One problem you might encounter, for example, is if you made an arithmetical mistake and your center line isn’t your center line at all. This can easily be corrected at the layout stage but could create major headaches later on.
You might discover that the tiles you laid to butt to the wall (or floor) are so narrow as to be impossible to cut. For example, cutting a ceramic tile to a width of less than about three-quarters of an inch is difficult and should be avoided if at all possible. You could decide to go back and cheat the whole grid an inch or so one way or another, even at the cost of losing your perfect symmetry. Only you will know
You may also opt to make a variation on the story pole that is called a jury stick. If you mark on a straight piece of plain wood stock the width of a particular series of tiles (and don’t forget the grout joints, too), you can hold it to the surface to be tiled and identify potential difficulties easily without having to set whole areas of tile in place. When it comes to the actual tiling, work across to the outside edge of one quadrant, then to the top or bottom one row or course at a time. Fill in as you go.
Successful tile jobs are a direct result of good planning and a methodical approach. Double check every step; measure at least twice with a tape and a second time by stepping off.
A little patience, along with a little practice and a score and a snap, and you’re a tile cutter. Here’s how you do it:
Measure and mark the tile. Measure the size of the tile you need to cut, and transfer the dimension to the glazed surface of the tile using a felt-tip marker. Position the tile on the tile cutter, aligning the center line of the cutter with the axis on which the tile is to be cut. The top of the tile should be held flush to the fence at the top of the cutter to keep it square to the cutting wheel.
Score the surface.
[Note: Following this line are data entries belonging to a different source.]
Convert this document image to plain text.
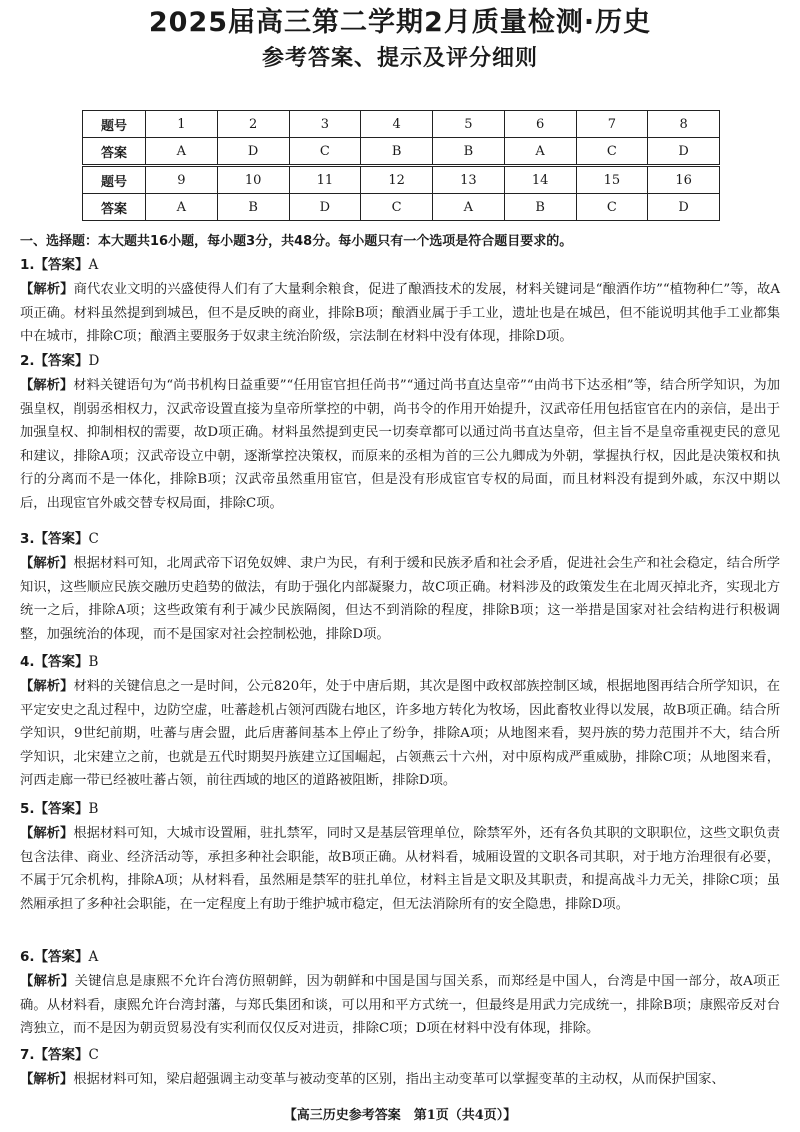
2025届高三第二学期2月质量检测·历史
参考答案、提示及评分细则
题号	1	2	3	4	5	6	7	8
答案	A	D	C	B	B	A	C	D
题号	9	10	11	12	13	14	15	16
答案	A	B	D	C	A	B	C	D
一、选择题：本大题共16小题，每小题3分，共48分。每小题只有一个选项是符合题目要求的。
1.【答案】A

【解析】商代农业文明的兴盛使得人们有了大量剩余粮食，促进了酿酒技术的发展，材料关键词是“酿酒作坊”“植物种仁”等，故A项正确。材料虽然提到到城邑，但不是反映的商业，排除B项；酿酒业属于手工业，遗址也是在城邑，但不能说明其他手工业都集中在城市，排除C项；酿酒主要服务于奴隶主统治阶级，宗法制在材料中没有体现，排除D项。

2.【答案】D

【解析】材料关键语句为“尚书机构日益重要”“任用宦官担任尚书”“通过尚书直达皇帝”“由尚书下达丞相”等，结合所学知识，为加强皇权，削弱丞相权力，汉武帝设置直接为皇帝所掌控的中朝，尚书令的作用开始提升，汉武帝任用包括宦官在内的亲信，是出于加强皇权、抑制相权的需要，故D项正确。材料虽然提到吏民一切奏章都可以通过尚书直达皇帝，但主旨不是皇帝重视吏民的意见和建议，排除A项；汉武帝设立中朝，逐渐掌控决策权，而原来的丞相为首的三公九卿成为外朝，掌握执行权，因此是决策权和执行的分离而不是一体化，排除B项；汉武帝虽然重用宦官，但是没有形成宦官专权的局面，而且材料没有提到外戚，东汉中期以后，出现宦官外戚交替专权局面，排除C项。

3.【答案】C

【解析】根据材料可知，北周武帝下诏免奴婢、隶户为民，有利于缓和民族矛盾和社会矛盾，促进社会生产和社会稳定，结合所学知识，这些顺应民族交融历史趋势的做法，有助于强化内部凝聚力，故C项正确。材料涉及的政策发生在北周灭掉北齐，实现北方统一之后，排除A项；这些政策有利于减少民族隔阂，但达不到消除的程度，排除B项；这一举措是国家对社会结构进行积极调整，加强统治的体现，而不是国家对社会控制松弛，排除D项。

4.【答案】B

【解析】材料的关键信息之一是时间，公元820年，处于中唐后期，其次是图中政权部族控制区域，根据地图再结合所学知识，在平定安史之乱过程中，边防空虚，吐蕃趁机占领河西陇右地区，许多地方转化为牧场，因此畜牧业得以发展，故B项正确。结合所学知识，9世纪前期，吐蕃与唐会盟，此后唐蕃间基本上停止了纷争，排除A项；从地图来看，契丹族的势力范围并不大，结合所学知识，北宋建立之前，也就是五代时期契丹族建立辽国崛起，占领燕云十六州，对中原构成严重威胁，排除C项；从地图来看，河西走廊一带已经被吐蕃占领，前往西域的地区的道路被阻断，排除D项。

5.【答案】B

【解析】根据材料可知，大城市设置厢，驻扎禁军，同时又是基层管理单位，除禁军外，还有各负其职的文职职位，这些文职负责包含法律、商业、经济活动等，承担多种社会职能，故B项正确。从材料看，城厢设置的文职各司其职，对于地方治理很有必要，不属于冗余机构，排除A项；从材料看，虽然厢是禁军的驻扎单位，材料主旨是文职及其职责，和提高战斗力无关，排除C项；虽然厢承担了多种社会职能，在一定程度上有助于维护城市稳定，但无法消除所有的安全隐患，排除D项。

6.【答案】A

【解析】关键信息是康熙不允许台湾仿照朝鲜，因为朝鲜和中国是国与国关系，而郑经是中国人，台湾是中国一部分，故A项正确。从材料看，康熙允许台湾封藩，与郑氏集团和谈，可以用和平方式统一，但最终是用武力完成统一，排除B项；康熙帝反对台湾独立，而不是因为朝贡贸易没有实利而仅仅反对进贡，排除C项；D项在材料中没有体现，排除。

7.【答案】C

【解析】根据材料可知，梁启超强调主动变革与被动变革的区别，指出主动变革可以掌握变革的主动权，从而保护国家、

【高三历史参考答案　第1页（共4页）】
Using the lever to which the cutting wheel is attached, draw the cutter across the surface of the tile, exerting a firm, even pressure to cut through the glaze. Make only one pass with the cutter.
Snap the tile. Different snap cutters have different means of snapping tile. Some have a heel at the rear of the lever that has the cutting wheel at its toe; others, the reverse. Whatever the design of your cutter, use the surface to apply pressure to the score line. In combination with a bead built into the base of the cutter, the pressure will cause the tile to snap in half.
Preparation. Wallpaper, loose plaster, flaking paint, peeling tiles, or unsecured sheet flooring must be removed from the walls or floors that are to be tiled. Make sure your tiling surface is flat, rigid, and dry.
Layout. Proper planning is every bit as important as careful cutting. Establish a precise strategy for the process before you begin.
Adhesives. If you are using tile, chances are that it’s to be in a setting where moisture is a given, whether it’s a kitchen, bath, or entryway. Make sure you use a waterproof adhesive. You can use a premixed adhesive or a mortar, but if you choose the latter, make sure it’s a thin-set variety. The thick-bed mortars require some practice and skill at smoothing to get the tiles to sit flat, and the additional mortar isn’t necessary for a water-tight finish.
Grouting. Grout is usually purchased as a powder, then mixed with water or a recommended additive. Read the instructions on the package, or ask advice at the tile store to be sure the mix is appropriate. One simple way to enhance your color scheme is to add a dye or pigment to the grout. Adding a color can be especially important if you’ve tiled a floor, because white grout, even after it has been sealed with a grout sealer (which is to be recommended, especially for floors), may prove difficult to keep looking clean and white.
Removing residue. Make sure you sponge off the residue on the surface of the tiles before it dries. This step will require several passes over a period of an hour or more. It’s a critical element when you’re working with tiles that have a porous or variegated surface. Dried grout can prove almost impossible to remove from the indentations.